Le grandi civiltà antiche erano civiltà di immigrati. I Micenei, il popolo che ha regalato all’Occidente i grandi eroi greci come Agamennone, Achille, Menealo,Ulisse, erano nient’altro che poveri immigrati fuggiti da un Oriente che non riusciva ad offrire loro il grano necessario.
Come possiamo dimenticare che le nostre nazioni europee sono figlie di gigantesche immigrazioni di popoli del Nord? Quando nella notte di S.Silvestro del 406d.c. Franchi, Sassoni, Germani, Eruli, Longobardi,trovarono il Reno ghiacciato, non esitarono a oltrepassarlo per riversarsi come una marea nel territorio dell’impero romano. Si insediarono nelle varie province, e dall’incontro della loro cultura con quella romana nacquero le varie nazioni moderne come Francia, Inghilterra, Italia.
La civiltà è sempre una questione di sintesi , di popoli che si mescolano e apportano nuove forze e nuove visioni. La storia ci ha sempre raccontato di fusioni, a volte violente, a volte pacifiche. Non dobbiamo dimenticare che la nostra splendida Italia è così splendida perchè ha sempre accolto numerosi popoli. Longobardi, Angioini, Bizantini, Normanni, Greci, tutte popolazioni che hanno lasciato un ricco sedimento di cultura e storia, non erano altri che immigrati.
Dobbiamo forse pensare che gli antichi erano più intelligenti di noi? In un certo senso rispondo con un sì. In effetti gli uomini dell’antichità sapevano benissimo che nessuna civiltà può manetenersi se chiusa in se stessa, riconoscevano bene che per evitare la fine lenta, ogni popolo doveva mischiarsi, dare vita a un’operazione di sincretismo etnico e culturale.
Il grande impero islamico del IX secolo, quello guidato dal califfo protagonista delle Mille e una Notte, il leggendario Harun al Raschid, arrivò ai vertici della ricchezza e dello splendore economico e culturale proprio in virtù di una politica d’integrazione tra l’elemento arabo originario e quello persiano.
L’Europa, l’Oriente sono sempre state porte aperte agli altri popoli, luoghi nei quali masse enormi di persone si spostavano in cerca di un avvenire migliore. Nessuno si scandalizzava. In un certo senso i confini dei Paesi erano mobili, vaporosi, e certo questa circostanza facilitava ingressi e uscite.
Oggi invece la realtà è totalmente diversa.
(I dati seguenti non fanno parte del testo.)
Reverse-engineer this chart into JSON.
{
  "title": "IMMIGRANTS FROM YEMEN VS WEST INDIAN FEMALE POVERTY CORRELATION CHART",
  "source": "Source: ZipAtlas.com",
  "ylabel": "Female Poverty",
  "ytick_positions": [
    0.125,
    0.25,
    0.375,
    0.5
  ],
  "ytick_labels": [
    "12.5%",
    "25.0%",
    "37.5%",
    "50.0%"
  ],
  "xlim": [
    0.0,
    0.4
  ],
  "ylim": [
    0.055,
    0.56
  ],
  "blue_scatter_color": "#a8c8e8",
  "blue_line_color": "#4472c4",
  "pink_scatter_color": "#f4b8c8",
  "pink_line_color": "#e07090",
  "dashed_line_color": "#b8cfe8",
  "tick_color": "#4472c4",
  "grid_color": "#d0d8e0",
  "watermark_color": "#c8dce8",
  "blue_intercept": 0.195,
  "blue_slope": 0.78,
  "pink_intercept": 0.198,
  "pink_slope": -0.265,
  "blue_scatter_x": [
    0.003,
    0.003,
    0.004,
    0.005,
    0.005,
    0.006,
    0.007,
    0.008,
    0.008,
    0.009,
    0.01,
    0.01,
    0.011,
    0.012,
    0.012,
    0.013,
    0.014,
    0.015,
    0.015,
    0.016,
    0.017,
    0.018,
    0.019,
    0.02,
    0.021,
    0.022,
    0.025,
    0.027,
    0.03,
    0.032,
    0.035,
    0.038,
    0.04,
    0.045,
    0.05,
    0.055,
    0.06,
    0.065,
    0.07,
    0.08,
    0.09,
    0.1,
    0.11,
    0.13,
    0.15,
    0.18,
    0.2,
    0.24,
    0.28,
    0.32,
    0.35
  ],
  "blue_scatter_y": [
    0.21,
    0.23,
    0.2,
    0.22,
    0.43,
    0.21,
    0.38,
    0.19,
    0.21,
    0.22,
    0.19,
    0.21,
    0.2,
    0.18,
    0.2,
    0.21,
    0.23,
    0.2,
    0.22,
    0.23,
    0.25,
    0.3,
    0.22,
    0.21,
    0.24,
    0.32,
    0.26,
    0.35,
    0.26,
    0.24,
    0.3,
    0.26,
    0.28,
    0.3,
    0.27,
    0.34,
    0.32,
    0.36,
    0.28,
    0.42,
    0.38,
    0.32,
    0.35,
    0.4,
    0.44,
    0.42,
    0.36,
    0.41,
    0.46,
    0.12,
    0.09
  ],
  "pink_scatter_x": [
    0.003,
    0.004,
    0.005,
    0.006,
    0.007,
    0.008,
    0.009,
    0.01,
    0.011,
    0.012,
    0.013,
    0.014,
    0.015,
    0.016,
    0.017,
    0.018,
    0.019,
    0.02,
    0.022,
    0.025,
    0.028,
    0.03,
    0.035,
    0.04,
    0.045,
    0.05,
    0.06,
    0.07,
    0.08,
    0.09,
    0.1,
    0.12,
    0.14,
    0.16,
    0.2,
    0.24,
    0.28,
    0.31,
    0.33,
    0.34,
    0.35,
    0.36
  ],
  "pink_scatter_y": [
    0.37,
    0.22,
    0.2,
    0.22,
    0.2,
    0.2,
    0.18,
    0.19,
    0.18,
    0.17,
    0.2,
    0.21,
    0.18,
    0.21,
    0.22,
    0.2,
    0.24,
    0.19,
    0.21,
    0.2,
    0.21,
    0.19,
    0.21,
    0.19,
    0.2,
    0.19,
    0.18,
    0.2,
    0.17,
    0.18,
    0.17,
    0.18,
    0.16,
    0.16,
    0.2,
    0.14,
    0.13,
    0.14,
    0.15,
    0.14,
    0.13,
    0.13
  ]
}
Ci vantiamo di aver creato una civiltà globale, aperta al mondo, e poi ci rintaniamo nella nostra piccola nazione, ci chiudiamo a doppia mandata nello stupido orgoglio dell’appartenenza nazionale. Ho sempre pensato che l’orgoglio dell’appartenenza sia un male. E’ dall’orgoglio dell’appartenenza che fiorisce l’intolleranza, il mito della propria superiorità. La storia del Novecento ci ha lasciato tristi conferme di quello che sostengo.
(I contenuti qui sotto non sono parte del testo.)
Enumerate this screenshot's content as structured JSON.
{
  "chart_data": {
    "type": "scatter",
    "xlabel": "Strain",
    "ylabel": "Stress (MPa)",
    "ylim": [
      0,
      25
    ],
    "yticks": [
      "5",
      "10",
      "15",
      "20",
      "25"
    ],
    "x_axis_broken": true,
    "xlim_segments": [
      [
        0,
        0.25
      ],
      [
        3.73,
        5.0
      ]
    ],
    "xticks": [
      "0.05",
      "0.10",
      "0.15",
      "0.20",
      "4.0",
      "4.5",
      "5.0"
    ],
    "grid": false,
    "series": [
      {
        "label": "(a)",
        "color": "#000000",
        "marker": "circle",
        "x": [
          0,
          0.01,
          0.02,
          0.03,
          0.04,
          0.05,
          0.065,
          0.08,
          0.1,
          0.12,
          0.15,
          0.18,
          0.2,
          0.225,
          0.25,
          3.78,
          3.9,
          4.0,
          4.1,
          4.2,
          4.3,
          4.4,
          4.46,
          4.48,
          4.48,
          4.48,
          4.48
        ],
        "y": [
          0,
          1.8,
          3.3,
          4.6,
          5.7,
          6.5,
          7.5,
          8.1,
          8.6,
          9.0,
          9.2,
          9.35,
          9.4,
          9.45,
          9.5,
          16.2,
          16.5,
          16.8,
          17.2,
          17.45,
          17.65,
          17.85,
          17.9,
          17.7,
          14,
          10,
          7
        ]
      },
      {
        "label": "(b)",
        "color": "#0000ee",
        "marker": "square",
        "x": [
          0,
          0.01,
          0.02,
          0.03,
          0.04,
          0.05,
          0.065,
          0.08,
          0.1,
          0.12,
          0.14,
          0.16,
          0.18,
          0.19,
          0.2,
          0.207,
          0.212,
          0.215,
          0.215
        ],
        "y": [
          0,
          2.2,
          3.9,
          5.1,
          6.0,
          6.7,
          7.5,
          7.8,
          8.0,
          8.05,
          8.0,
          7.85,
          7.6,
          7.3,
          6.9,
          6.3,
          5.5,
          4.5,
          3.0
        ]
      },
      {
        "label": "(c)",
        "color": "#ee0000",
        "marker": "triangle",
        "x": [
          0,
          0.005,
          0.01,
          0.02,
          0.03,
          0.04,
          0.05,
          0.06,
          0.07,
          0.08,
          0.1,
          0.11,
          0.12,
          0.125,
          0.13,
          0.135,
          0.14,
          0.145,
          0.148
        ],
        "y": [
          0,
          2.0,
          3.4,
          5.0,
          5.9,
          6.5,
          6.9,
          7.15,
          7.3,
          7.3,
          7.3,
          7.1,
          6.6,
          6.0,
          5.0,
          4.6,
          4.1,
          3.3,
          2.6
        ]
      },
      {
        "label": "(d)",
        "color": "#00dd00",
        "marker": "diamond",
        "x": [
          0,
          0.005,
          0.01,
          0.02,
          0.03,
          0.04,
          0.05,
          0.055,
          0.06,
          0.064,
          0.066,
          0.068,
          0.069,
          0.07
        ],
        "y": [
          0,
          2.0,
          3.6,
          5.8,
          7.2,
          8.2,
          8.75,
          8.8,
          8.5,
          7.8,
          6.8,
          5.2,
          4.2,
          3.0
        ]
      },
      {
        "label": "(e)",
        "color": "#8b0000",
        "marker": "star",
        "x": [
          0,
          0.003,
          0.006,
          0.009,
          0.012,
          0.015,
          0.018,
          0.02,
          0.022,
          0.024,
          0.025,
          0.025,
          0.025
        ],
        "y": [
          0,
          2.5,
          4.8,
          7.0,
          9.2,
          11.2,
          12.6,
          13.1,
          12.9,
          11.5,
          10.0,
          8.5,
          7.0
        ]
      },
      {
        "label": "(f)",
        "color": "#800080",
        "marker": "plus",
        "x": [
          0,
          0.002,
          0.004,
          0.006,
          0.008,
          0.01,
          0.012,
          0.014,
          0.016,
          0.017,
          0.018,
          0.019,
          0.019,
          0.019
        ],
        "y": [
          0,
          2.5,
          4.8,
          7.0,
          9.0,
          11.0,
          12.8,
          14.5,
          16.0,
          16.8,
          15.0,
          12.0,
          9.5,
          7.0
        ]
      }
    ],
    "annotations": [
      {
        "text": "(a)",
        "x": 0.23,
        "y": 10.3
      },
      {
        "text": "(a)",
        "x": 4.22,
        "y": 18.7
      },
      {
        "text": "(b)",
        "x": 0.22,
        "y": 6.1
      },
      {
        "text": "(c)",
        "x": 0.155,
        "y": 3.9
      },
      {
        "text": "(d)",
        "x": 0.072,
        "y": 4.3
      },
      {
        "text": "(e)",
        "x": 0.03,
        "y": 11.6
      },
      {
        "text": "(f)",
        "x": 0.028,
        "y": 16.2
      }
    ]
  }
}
Più diventiamo un sistema mondiale senza barriere e più sentiamo il bisogno di erigere muri. Non è un paradosso il fatto che proprio mentre si cerca di costruire un’Europa unita anche dal punto di vista politico, emergano in controtendenza tantissime spinte autonomistiche e separatiste? Più ci si spinge verso l’unificazione e più movimenti come la Lega Nord, il movimento basco, l’Ira irlandese, il movimento corso, quello catalano, quello della Slesia in Polonia premono per sganciarsi dagli antichi Stati nazionali che li ospitano per aspirare a crearne di nuovi. Ricordiamo tutti ciò che è accaduto nella ex Jugoslavia. Appartenenze razziali e religiose hanno mandato in frantumi un Paese, e dalle sue ceneri sono sorte tante piccole nazioni ognuna delle quali tremendamente gelosa del proprio spazio. Come affermava tristemente il grande Bauman ” Basta percorrere pochi chilometri per riempire di carburante razzista i serbatoi dell’entusiasmo per la comune questione nazionale.”
Basta che arrivino 1000 immigrati sulle nostre coste…e per miracolo diventiamo tutti italiani, un popolo unito.